Ancaman fisik? Sudah biasa. Tekanan politik? Rutin. Tapi dia terus maju. Dia melihat hukum bukan sebagai alat transaksi, tapi sebagai kewajiban moral.
Hidup Sederhana, Tidak Numpang Gaya
Yang membuat orang sulit benci pada Lopa adalah fakta bahwa dia bukan tipe pejabat yang sok bersih di depan kamera lalu hidup glamor di belakang.
Gaya hidupnya lurus. Rumahnya tidak mewah. Mobil pribadinya hanya sebuah Toyota Kijang. Keluarganya tidak diizinkan pakai mobil dinas untuk urusan pribadi. Dia tidak bentuk dinasti kecil-kecilan.
Bahkan ada cerita kecil yang sering diulang: dia pernah membeli hadiah ulang tahun cucunya yang harganya hanya beberapa ribu rupiah. Kedengarannya sepele, tapi di negara di mana pejabat publik berlomba-lomba pamer gaya hidup, cerita kecil begitu terasa keras.
Seorang pejabat tinggi di Kejaksaan Agung pada masanya pernah mengatakan, kira-kira begini: Lopa memang tidak kaya, tapi itu karena ia memilih jujur. Kalimatnya sederhana, pesannya memalukan banyak orang.
Nama yang Terus Disebut Sampai Sekarang
Setelah ia wafat, cerita Baharuddin Lopa tidak berhenti. Kisah dan sepak terjangnya kemudian dirangkum dalam berbagai forum diskusi dan buku biografi. Salah satunya berjudul “Lopa yang Tak Terlupa”, yang membahas cara dia bekerja, cara dia menekan korupsi, dan cara dia menjaga etik.
Tokoh-tokoh hukum dan politik sering menjadikan Lopa sebagai rujukan ketika bicara integritas hukum. Bahkan dalam panggung politik nasional beberapa tahun lalu, namanya masih disebut ketika calon pemimpin negeri bicara soal ideal penegakan hukum.
Ini menunjukkan satu hal penting: di negara yang sering pesimis terhadap lembaga hukum, masyarakat masih percaya pada figur seperti Lopa. Figur yang tidak cuma pintar bicara, tapi benar-benar berani mengambil risiko.
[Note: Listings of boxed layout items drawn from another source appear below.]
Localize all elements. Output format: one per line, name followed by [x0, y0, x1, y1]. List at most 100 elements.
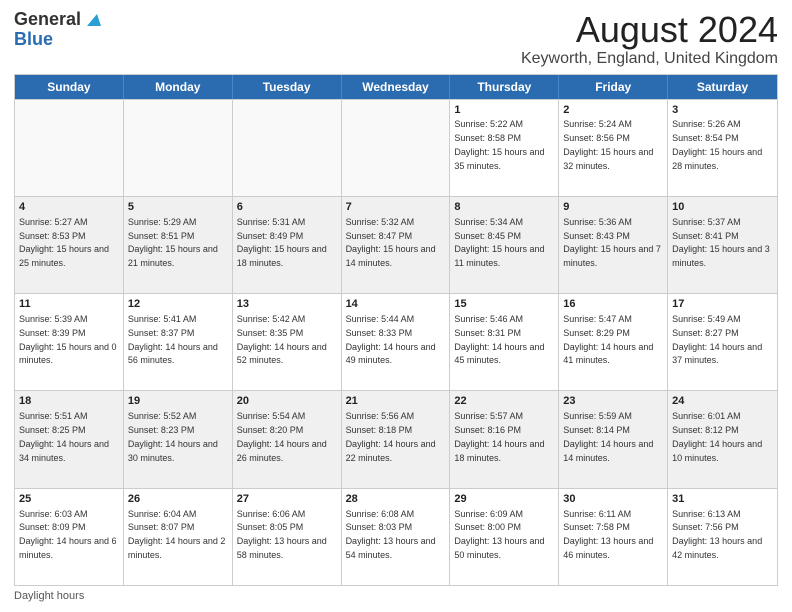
cal-cell-day-16: 16 Sunrise: 5:47 AMSunset: 8:29 PMDayligh… — [559, 294, 668, 390]
cal-cell-day-1: 1Sunrise: 5:22 AMSunset: 8:58 PMDaylight… — [450, 100, 559, 196]
footer: Daylight hours — [14, 590, 778, 602]
footer-text: Daylight hours — [14, 590, 84, 602]
cal-cell-empty — [15, 100, 124, 196]
day-number: 6 — [237, 200, 337, 215]
cal-cell-day-11: 11Sunrise: 5:39 AMSunset: 8:39 PMDayligh… — [15, 294, 124, 390]
day-number: 11 — [19, 297, 119, 312]
cal-header-friday: Friday — [559, 75, 668, 99]
logo-general-text: General — [14, 10, 81, 30]
cell-info: Sunrise: 5:42 AMSunset: 8:35 PMDaylight:… — [237, 314, 327, 365]
day-number: 2 — [563, 103, 663, 118]
header: General Blue August 2024 Keyworth, Engla… — [14, 10, 778, 68]
day-number: 7 — [346, 200, 446, 215]
cell-info: Sunrise: 5:47 AMSunset: 8:29 PMDaylight:… — [563, 314, 653, 365]
cal-cell-day-19: 19Sunrise: 5:52 AMSunset: 8:23 PMDayligh… — [124, 391, 233, 487]
day-number: 27 — [237, 492, 337, 507]
calendar: SundayMondayTuesdayWednesdayThursdayFrid… — [14, 74, 778, 586]
cal-week-4: 25 Sunrise: 6:03 AMSunset: 8:09 PMDayligh… — [15, 488, 777, 585]
cal-cell-empty — [124, 100, 233, 196]
logo-blue-text: Blue — [14, 30, 53, 50]
day-number: 30 — [563, 492, 663, 507]
cal-cell-day-9: 9Sunrise: 5:36 AMSunset: 8:43 PMDaylight… — [559, 197, 668, 293]
cal-cell-day-22: 22 Sunrise: 5:57 AMSunset: 8:16 PMDayligh… — [450, 391, 559, 487]
day-number: 31 — [672, 492, 773, 507]
day-number: 25 — [19, 492, 119, 507]
cal-cell-day-3: 3Sunrise: 5:26 AMSunset: 8:54 PMDaylight… — [668, 100, 777, 196]
cal-cell-day-6: 6 Sunrise: 5:31 AMSunset: 8:49 PMDaylight… — [233, 197, 342, 293]
cal-week-0: 1Sunrise: 5:22 AMSunset: 8:58 PMDaylight… — [15, 99, 777, 196]
day-number: 29 — [454, 492, 554, 507]
cell-info: Sunrise: 5:22 AMSunset: 8:58 PMDaylight:… — [454, 119, 544, 170]
day-number: 22 — [454, 394, 554, 409]
logo-icon — [83, 10, 101, 28]
cal-cell-day-8: 8Sunrise: 5:34 AMSunset: 8:45 PMDaylight… — [450, 197, 559, 293]
cal-cell-day-4: 4Sunrise: 5:27 AMSunset: 8:53 PMDaylight… — [15, 197, 124, 293]
cal-week-1: 4Sunrise: 5:27 AMSunset: 8:53 PMDaylight… — [15, 196, 777, 293]
cal-header-sunday: Sunday — [15, 75, 124, 99]
cell-info: Sunrise: 5:37 AMSunset: 8:41 PMDaylight:… — [672, 217, 770, 268]
calendar-body: 1Sunrise: 5:22 AMSunset: 8:58 PMDaylight… — [15, 99, 777, 585]
cell-info: Sunrise: 6:01 AMSunset: 8:12 PMDaylight:… — [672, 411, 762, 462]
cal-cell-day-30: 30 Sunrise: 6:11 AMSunset: 7:58 PMDayligh… — [559, 489, 668, 585]
cal-cell-day-15: 15Sunrise: 5:46 AMSunset: 8:31 PMDayligh… — [450, 294, 559, 390]
cal-cell-day-24: 24 Sunrise: 6:01 AMSunset: 8:12 PMDayligh… — [668, 391, 777, 487]
cell-info: Sunrise: 5:34 AMSunset: 8:45 PMDaylight:… — [454, 217, 544, 268]
day-number: 26 — [128, 492, 228, 507]
cell-info: Sunrise: 6:09 AMSunset: 8:00 PMDaylight:… — [454, 509, 544, 560]
day-number: 18 — [19, 394, 119, 409]
cell-info: Sunrise: 6:04 AMSunset: 8:07 PMDaylight:… — [128, 509, 226, 560]
cal-cell-day-2: 2Sunrise: 5:24 AMSunset: 8:56 PMDaylight… — [559, 100, 668, 196]
day-number: 3 — [672, 103, 773, 118]
day-number: 16 — [563, 297, 663, 312]
day-number: 24 — [672, 394, 773, 409]
cal-cell-day-25: 25 Sunrise: 6:03 AMSunset: 8:09 PMDayligh… — [15, 489, 124, 585]
cal-cell-day-29: 29 Sunrise: 6:09 AMSunset: 8:00 PMDayligh… — [450, 489, 559, 585]
cell-info: Sunrise: 5:31 AMSunset: 8:49 PMDaylight:… — [237, 217, 327, 268]
cal-cell-day-26: 26 Sunrise: 6:04 AMSunset: 8:07 PMDayligh… — [124, 489, 233, 585]
cal-cell-day-7: 7Sunrise: 5:32 AMSunset: 8:47 PMDaylight… — [342, 197, 451, 293]
cell-info: Sunrise: 5:51 AMSunset: 8:25 PMDaylight:… — [19, 411, 109, 462]
cal-cell-day-13: 13Sunrise: 5:42 AMSunset: 8:35 PMDayligh… — [233, 294, 342, 390]
cell-info: Sunrise: 5:54 AMSunset: 8:20 PMDaylight:… — [237, 411, 327, 462]
cell-info: Sunrise: 6:06 AMSunset: 8:05 PMDaylight:… — [237, 509, 327, 560]
day-number: 5 — [128, 200, 228, 215]
cell-info: Sunrise: 5:57 AMSunset: 8:16 PMDaylight:… — [454, 411, 544, 462]
cal-header-monday: Monday — [124, 75, 233, 99]
cal-header-tuesday: Tuesday — [233, 75, 342, 99]
title-section: August 2024 Keyworth, England, United Ki… — [521, 10, 778, 68]
cal-cell-day-31: 31Sunrise: 6:13 AMSunset: 7:56 PMDayligh… — [668, 489, 777, 585]
cell-info: Sunrise: 6:08 AMSunset: 8:03 PMDaylight:… — [346, 509, 436, 560]
day-number: 10 — [672, 200, 773, 215]
cell-info: Sunrise: 5:24 AMSunset: 8:56 PMDaylight:… — [563, 119, 653, 170]
day-number: 17 — [672, 297, 773, 312]
cal-cell-day-5: 5Sunrise: 5:29 AMSunset: 8:51 PMDaylight… — [124, 197, 233, 293]
cal-week-2: 11Sunrise: 5:39 AMSunset: 8:39 PMDayligh… — [15, 293, 777, 390]
cal-cell-day-10: 10 Sunrise: 5:37 AMSunset: 8:41 PMDayligh… — [668, 197, 777, 293]
day-number: 20 — [237, 394, 337, 409]
cal-header-wednesday: Wednesday — [342, 75, 451, 99]
cal-cell-day-14: 14 Sunrise: 5:44 AMSunset: 8:33 PMDayligh… — [342, 294, 451, 390]
day-number: 21 — [346, 394, 446, 409]
cell-info: Sunrise: 5:44 AMSunset: 8:33 PMDaylight:… — [346, 314, 436, 365]
day-number: 28 — [346, 492, 446, 507]
cal-cell-day-28: 28 Sunrise: 6:08 AMSunset: 8:03 PMDayligh… — [342, 489, 451, 585]
day-number: 15 — [454, 297, 554, 312]
cell-info: Sunrise: 5:52 AMSunset: 8:23 PMDaylight:… — [128, 411, 218, 462]
day-number: 4 — [19, 200, 119, 215]
main-title: August 2024 — [521, 10, 778, 50]
cal-cell-day-18: 18 Sunrise: 5:51 AMSunset: 8:25 PMDayligh… — [15, 391, 124, 487]
calendar-header: SundayMondayTuesdayWednesdayThursdayFrid… — [15, 75, 777, 99]
page: General Blue August 2024 Keyworth, Engla… — [0, 0, 792, 612]
cell-info: Sunrise: 5:59 AMSunset: 8:14 PMDaylight:… — [563, 411, 653, 462]
day-number: 14 — [346, 297, 446, 312]
cell-info: Sunrise: 6:03 AMSunset: 8:09 PMDaylight:… — [19, 509, 117, 560]
cal-cell-day-27: 27 Sunrise: 6:06 AMSunset: 8:05 PMDayligh… — [233, 489, 342, 585]
cell-info: Sunrise: 6:11 AMSunset: 7:58 PMDaylight:… — [563, 509, 653, 560]
cal-cell-day-21: 21Sunrise: 5:56 AMSunset: 8:18 PMDayligh… — [342, 391, 451, 487]
cell-info: Sunrise: 5:41 AMSunset: 8:37 PMDaylight:… — [128, 314, 218, 365]
subtitle: Keyworth, England, United Kingdom — [521, 50, 778, 68]
cal-header-thursday: Thursday — [450, 75, 559, 99]
cell-info: Sunrise: 5:49 AMSunset: 8:27 PMDaylight:… — [672, 314, 762, 365]
cal-header-saturday: Saturday — [668, 75, 777, 99]
cal-cell-empty — [233, 100, 342, 196]
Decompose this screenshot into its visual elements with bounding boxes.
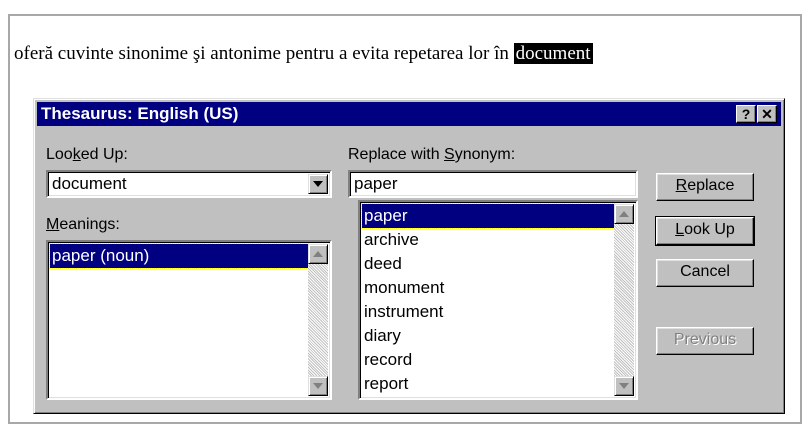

Kenapa Lopa Masih Relevan Hari Ini
- Keberanian hukum: Ia tidak takut menyentuh nama besar. Itu jarang terjadi bahkan sekarang.
- Integritas pribadi: Gaji pejabat, gaya hidup pejabat. Selesai. Tidak ada drama “asal bukan keluarga saya yang disentuh”.
- Simbol perlawanan korupsi: Dia berdiri di posisi yang seharusnya ditempati negara, bukan hanya partai.
- Keteladanan moral: Dia tidak hanya bicara undang-undang. Dia bicara benar dan salah.
Lebih dari 20 tahun setelah kepergiannya, rasa kehilangan itu anehnya masih terasa. Bukan sekadar kehilangan satu orang. Rasanya seperti kehilangan standar.